Paul encolheu os ombros para responder à pergunta de John sobre o que o mais novo estaria a preparar. Estavam a navegar à vista, sem farol, sem cartas, sem bússola, ao sabor do vento e das marés. Deviam continuar comprometidos naquela aventura e apoiarem-se mutuamente. Sem problema nesse quesito, encontravam-se imersos naquele contrato tácito.
George começou a cantar "Three Cool Cats", canção composta por Leiber e Stoller que tinha sido um lado B obscuro de um disco do grupo The Coasters. John e Paul reconheceram a canção e providenciaram os coros de apoio, cantando algumas partes também. Juntavam-se no único microfone e a harmonia vocal, que já tinha sido exibida naquela noite – ou naquele início de tarde, eles não sabiam quanto tempo já se tinha passado – agradava às pessoas que batiam palmas, que se desdobravam em exclamações de espanto.
De seguida, John anunciou que iriam continuar no tom humorístico e que aquela era uma piada entre eles. Se alguém percebesse do que se tratava, o seu amigo capitalista que tocava viola-baixo pagaria uma bebida ao feliz vencedor do concurso. Paul negou enfaticamente, mas teve de se calar quando John arrancou com os acordes de "Money (That's What I Want)", uma composição de Gordy Jr. e de Bradford que foi cantada pela primeira vez por Barrett Strong, que também escreveu alguns êxitos para o grupo The Temptations.
Dinheiro. Falava-se de dinheiro.
Toda a gente se sentiu atingida, marcada, influenciada, transportada por aquelas notas musicais exigentes e vistosas. O público reagia alegre e juntava as mãos num incentivo rítmico à música, o gerente estremecia e conferenciava com o apresentador, não compreendia por que razão estava a banda a exigir mais dinheiro. Ringo ria-se atrás da bateria e olhava para o saco castanho a seus pés, George e Paul sorriam ao recordarem o assalto ao Banco Central, John cantava na sua melhor voz rouca antegozando as maravilhas que o seu quinhão no roubo lhe iria proporcionar. Quando terminaram receberam outro aplauso enérgico. Notaram que os empregados se mexiam mais pelo recinto, estavam a servir mais bebidas. A atuação estaria a potenciar o consumo e o gerente estaria, por certo, satisfeito.
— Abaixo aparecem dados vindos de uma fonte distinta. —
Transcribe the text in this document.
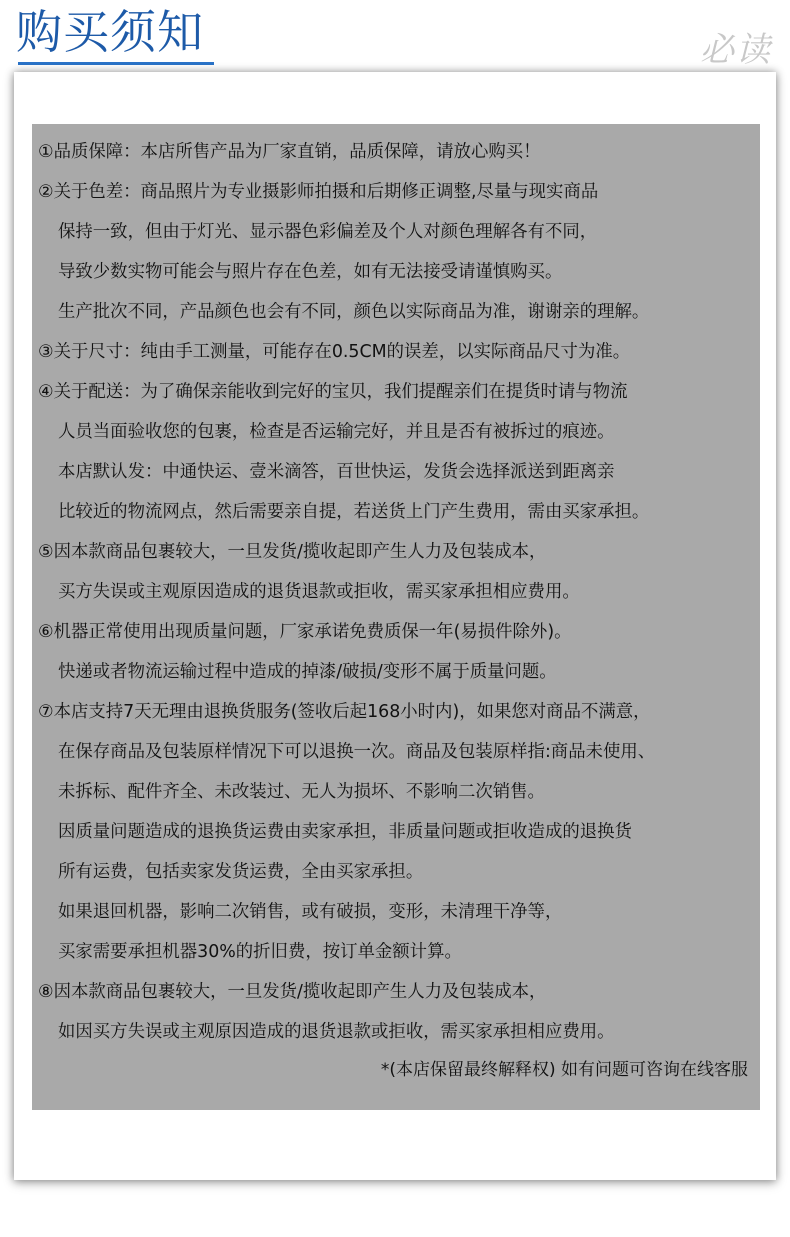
购买须知	必读
①品质保障：本店所售产品为厂家直销，品质保障，请放心购买！
②关于色差：商品照片为专业摄影师拍摄和后期修正调整,尽量与现实商品
保持一致，但由于灯光、显示器色彩偏差及个人对颜色理解各有不同，
导致少数实物可能会与照片存在色差，如有无法接受请谨慎购买。
生产批次不同，产品颜色也会有不同，颜色以实际商品为准，谢谢亲的理解。
③关于尺寸：纯由手工测量，可能存在0.5CM的误差，以实际商品尺寸为准。
④关于配送：为了确保亲能收到完好的宝贝，我们提醒亲们在提货时请与物流
人员当面验收您的包裹，检查是否运输完好，并且是否有被拆过的痕迹。
本店默认发：中通快运、壹米滴答，百世快运，发货会选择派送到距离亲
比较近的物流网点，然后需要亲自提，若送货上门产生费用，需由买家承担。
⑤因本款商品包裹较大，一旦发货/揽收起即产生人力及包装成本，
买方失误或主观原因造成的退货退款或拒收，需买家承担相应费用。
⑥机器正常使用出现质量问题，厂家承诺免费质保一年(易损件除外)。
快递或者物流运输过程中造成的掉漆/破损/变形不属于质量问题。
⑦本店支持7天无理由退换货服务(签收后起168小时内)，如果您对商品不满意，
在保存商品及包装原样情况下可以退换一次。商品及包装原样指:商品未使用、
未拆标、配件齐全、未改装过、无人为损坏、不影响二次销售。
因质量问题造成的退换货运费由卖家承担，非质量问题或拒收造成的退换货
所有运费，包括卖家发货运费，全由买家承担。
如果退回机器，影响二次销售，或有破损，变形，未清理干净等，
买家需要承担机器30%的折旧费，按订单金额计算。
⑧因本款商品包裹较大，一旦发货/揽收起即产生人力及包装成本，
如因买方失误或主观原因造成的退货退款或拒收，需买家承担相应费用。
*(本店保留最终解释权) 如有问题可咨询在线客服
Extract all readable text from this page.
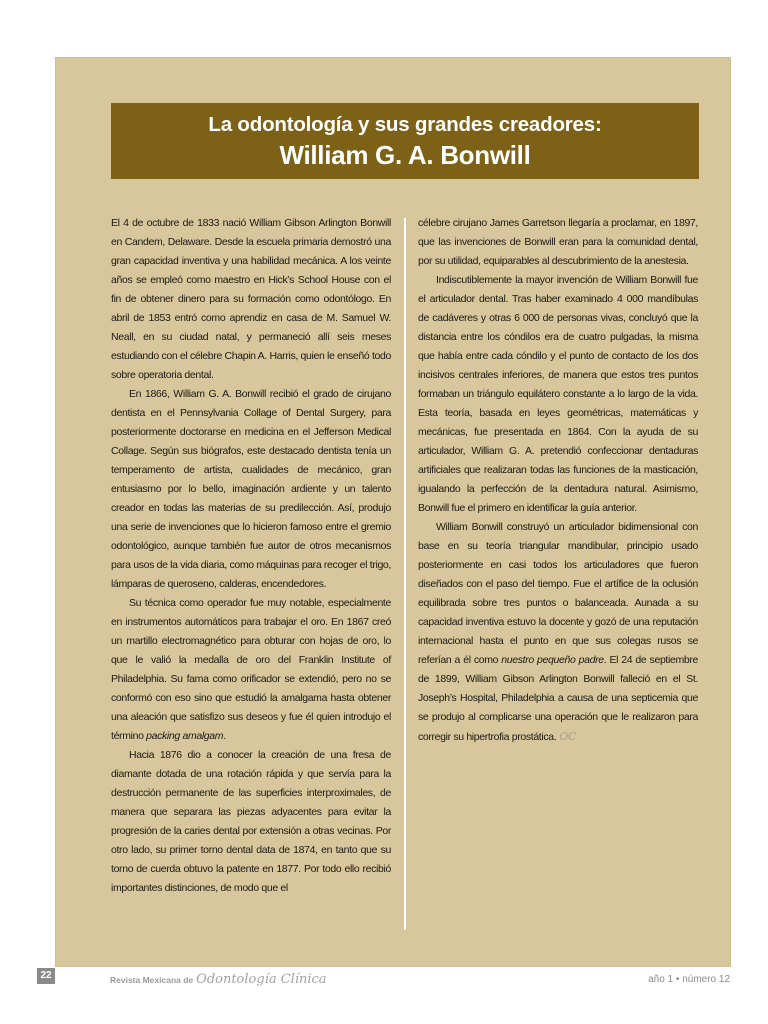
La odontología y sus grandes creadores:
William G. A. Bonwill

El 4 de octubre de 1833 nació William Gibson Arlington Bonwill en Candem, Delaware. Desde la escuela primaria demostró una gran capacidad inventiva y una habilidad mecánica. A los veinte años se empleó como maestro en Hick’s School House con el fin de obtener dinero para su formación como odontólogo. En abril de 1853 entró como aprendiz en casa de M. Samuel W. Neall, en su ciudad natal, y permaneció allí seis meses estudiando con el célebre Chapin A. Harris, quien le enseñó todo sobre operatoria dental.

En 1866, William G. A. Bonwill recibió el grado de cirujano dentista en el Pennsylvania Collage of Dental Surgery, para posteriormente doctorarse en medicina en el Jefferson Medical Collage. Según sus biógrafos, este destacado dentista tenía un temperamento de artista, cualidades de mecánico, gran entusiasmo por lo bello, imaginación ardiente y un talento creador en todas las materias de su predilección. Así, produjo una serie de invenciones que lo hicieron famoso entre el gremio odontológico, aunque también fue autor de otros mecanismos para usos de la vida diaria, como máquinas para recoger el trigo, lámparas de queroseno, calderas, encendedores.

Su técnica como operador fue muy notable, especialmente en instrumentos automáticos para trabajar el oro. En 1867 creó un martillo electromagnético para obturar con hojas de oro, lo que le valió la medalla de oro del Franklin Institute of Philadelphia. Su fama como orificador se extendió, pero no se conformó con eso sino que estudió la amalgama hasta obtener una aleación que satisfizo sus deseos y fue él quien introdujo el término packing amalgam.

Hacia 1876 dio a conocer la creación de una fresa de diamante dotada de una rotación rápida y que servía para la destrucción permanente de las superficies interproximales, de manera que separara las piezas adyacentes para evitar la progresión de la caries dental por extensión a otras vecinas. Por otro lado, su primer torno dental data de 1874, en tanto que su torno de cuerda obtuvo la patente en 1877. Por todo ello recibió importantes distinciones, de modo que el

célebre cirujano James Garretson llegaría a proclamar, en 1897, que las invenciones de Bonwill eran para la comunidad dental, por su utilidad, equiparables al descubrimiento de la anestesia.

Indiscutiblemente la mayor invención de William Bonwill fue el articulador dental. Tras haber examinado 4 000 mandíbulas de cadáveres y otras 6 000 de personas vivas, concluyó que la distancia entre los cóndilos era de cuatro pulgadas, la misma que había entre cada cóndilo y el punto de contacto de los dos incisivos centrales inferiores, de manera que estos tres puntos formaban un triángulo equilátero constante a lo largo de la vida. Esta teoría, basada en leyes geométricas, matemáticas y mecánicas, fue presentada en 1864. Con la ayuda de su articulador, William G. A. pretendió confeccionar dentaduras artificiales que realizaran todas las funciones de la masticación, igualando la perfección de la dentadura natural. Asimismo, Bonwill fue el primero en identificar la guía anterior.

William Bonwill construyó un articulador bidimensional con base en su teoría triangular mandibular, principio usado posteriormente en casi todos los articuladores que fueron diseñados con el paso del tiempo. Fue el artífice de la oclusión equilibrada sobre tres puntos o balanceada. Aunada a su capacidad inventiva estuvo la docente y gozó de una reputación internacional hasta el punto en que sus colegas rusos se referían a él como nuestro pequeño padre. El 24 de septiembre de 1899, William Gibson Arlington Bonwill falleció en el St. Joseph’s Hospital, Philadelphia a causa de una septicemia que se produjo al complicarse una operación que le realizaron para corregir su hipertrofia prostática. OC

22	Revista Mexicana de Odontología Clínica	año 1 • número 12
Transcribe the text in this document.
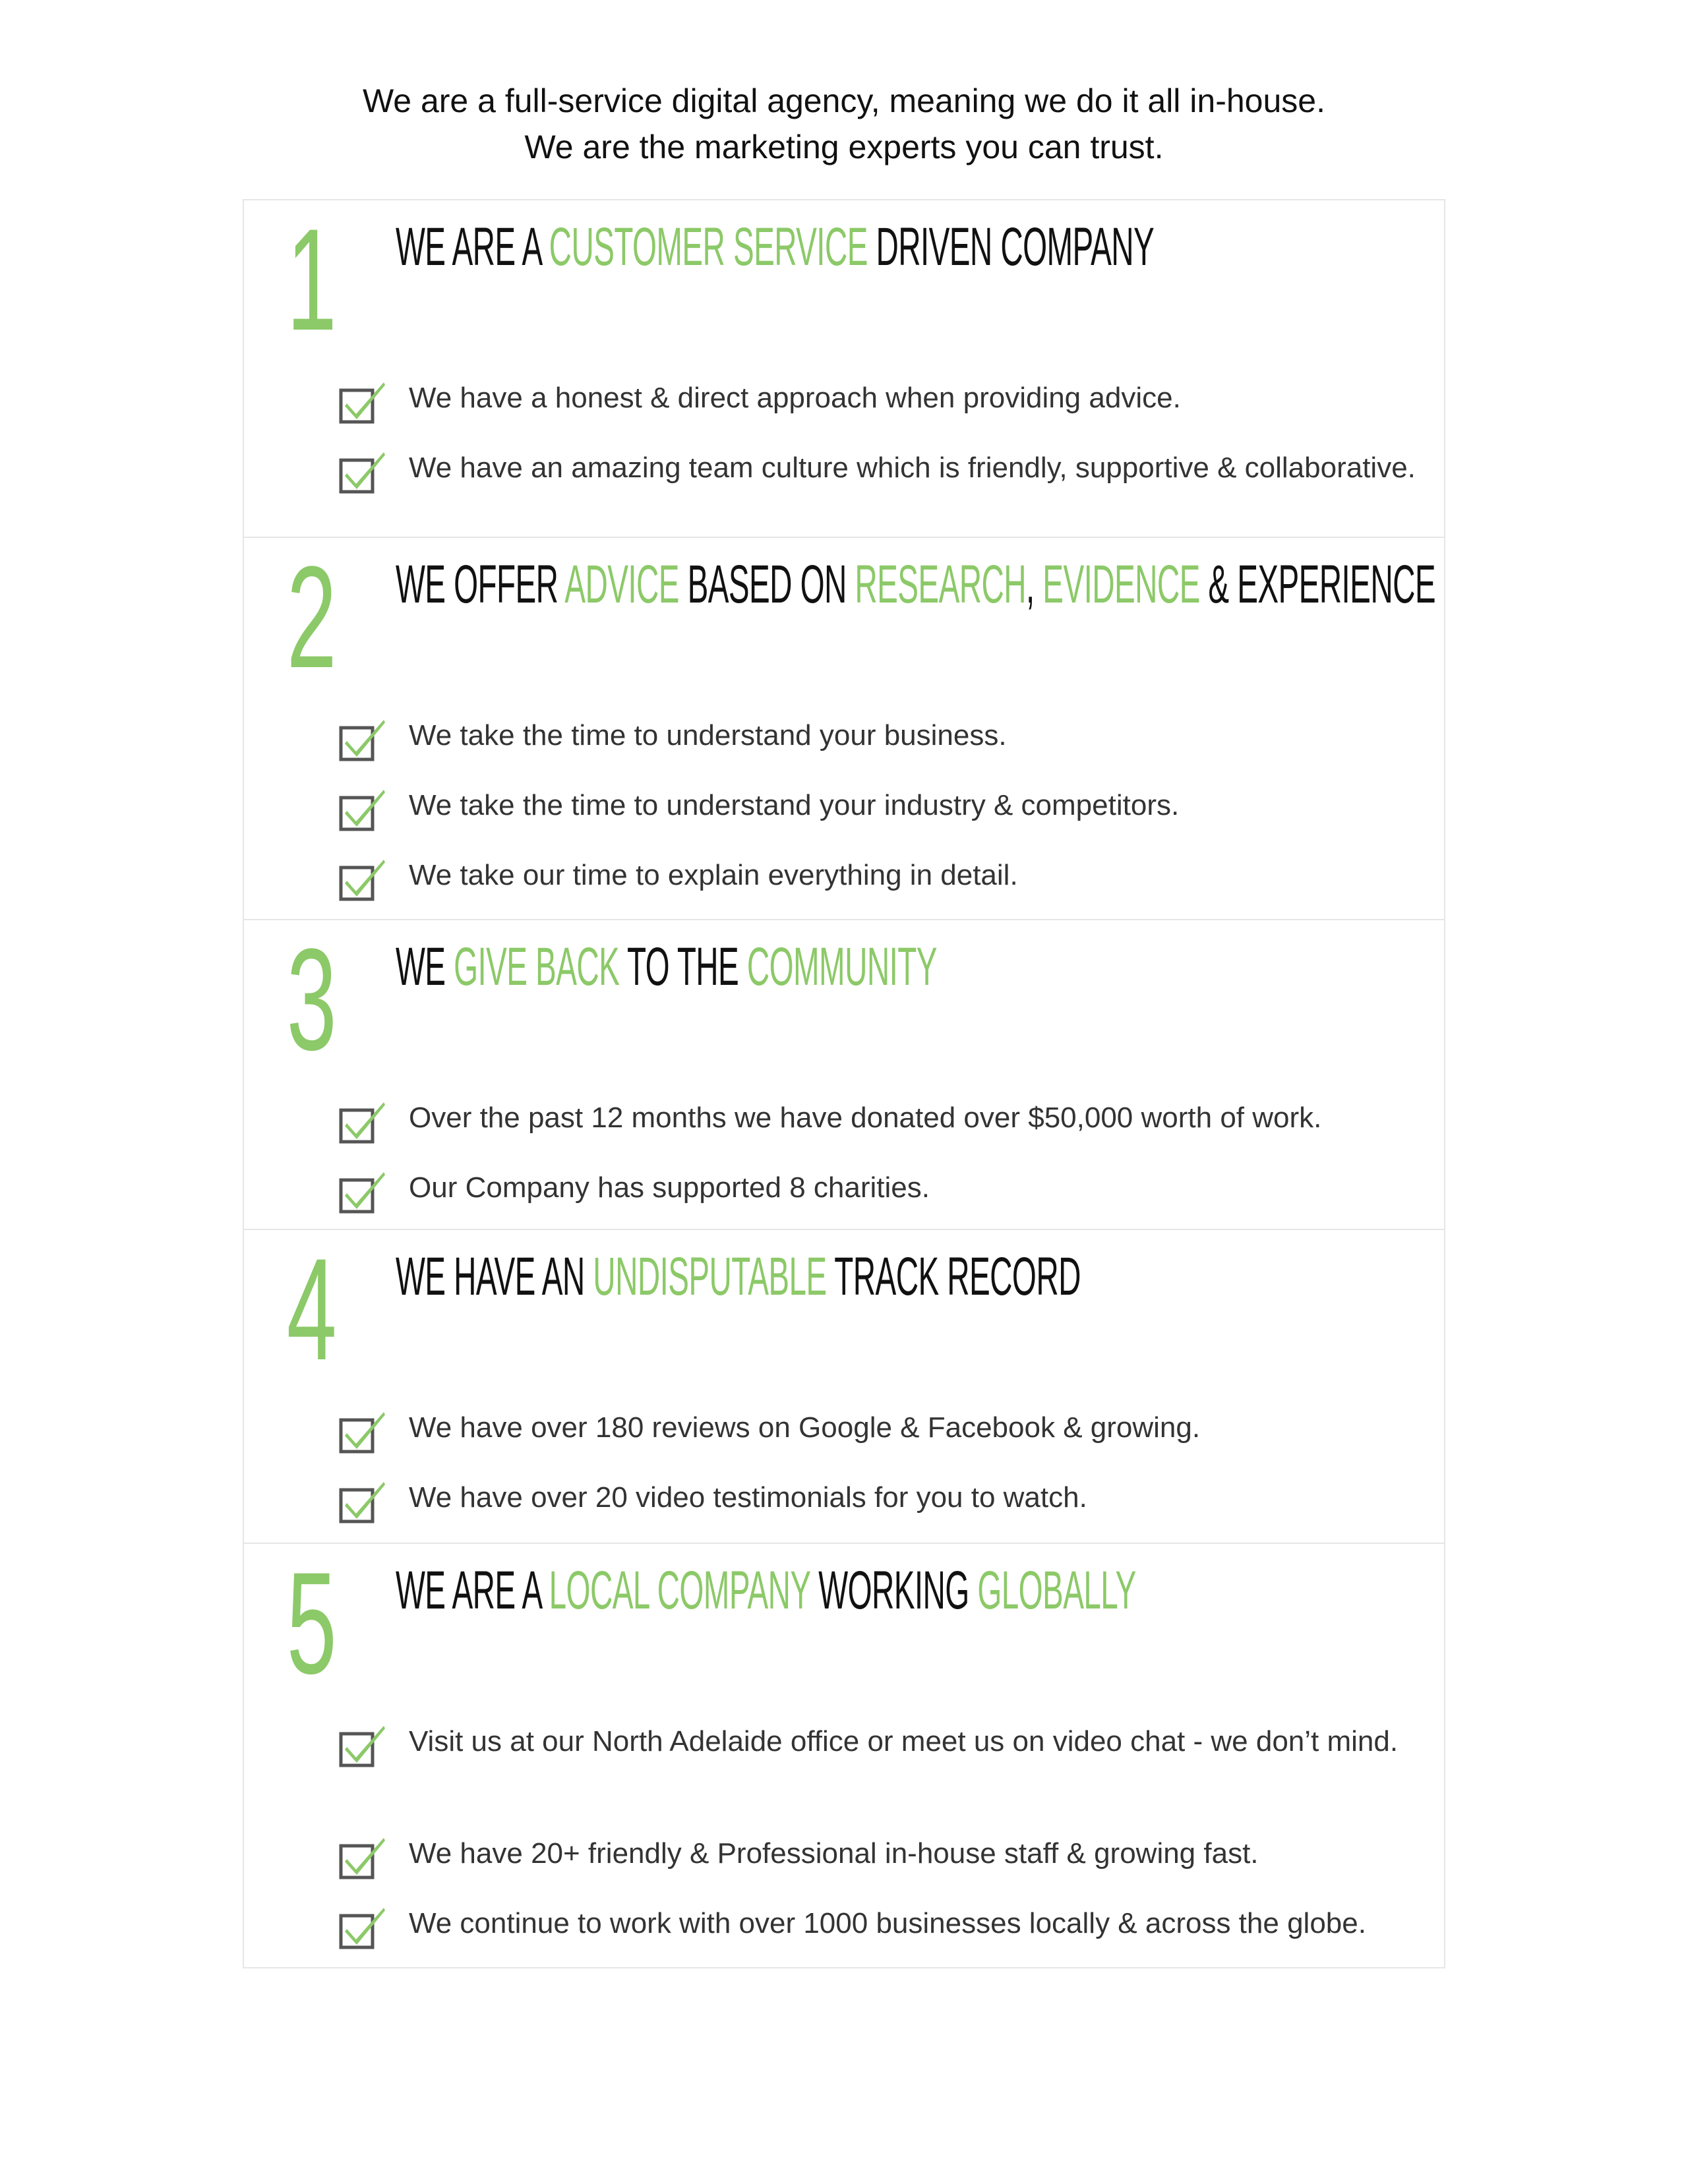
We are a full-service digital agency, meaning we do it all in-house.
We are the marketing experts you can trust.
1 WE ARE A CUSTOMER SERVICE DRIVEN COMPANY
We have a honest & direct approach when providing advice.
We have an amazing team culture which is friendly, supportive & collaborative.
2 WE OFFER ADVICE BASED ON RESEARCH, EVIDENCE & EXPERIENCE
We take the time to understand your business.
We take the time to understand your industry & competitors.
We take our time to explain everything in detail.
3 WE GIVE BACK TO THE COMMUNITY
Over the past 12 months we have donated over $50,000 worth of work.
Our Company has supported 8 charities.
4 WE HAVE AN UNDISPUTABLE TRACK RECORD
We have over 180 reviews on Google & Facebook & growing.
We have over 20 video testimonials for you to watch.
5 WE ARE A LOCAL COMPANY WORKING GLOBALLY
Visit us at our North Adelaide office or meet us on video chat - we don’t mind.
We have 20+ friendly & Professional in-house staff & growing fast.
We continue to work with over 1000 businesses locally & across the globe.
Embora os donos dos clubes noturnos, ou vespertinos, o avançar do dia tinha-se perdido naquele interior abafado, nunca ficassem agradados com a receita que faziam diariamente e nunca pagavam convenientemente aos músicos que tocavam para eles. Eles iriam ser pagos? Entreolharam-se ao pensarem na mesma questão, ao mesmo tempo.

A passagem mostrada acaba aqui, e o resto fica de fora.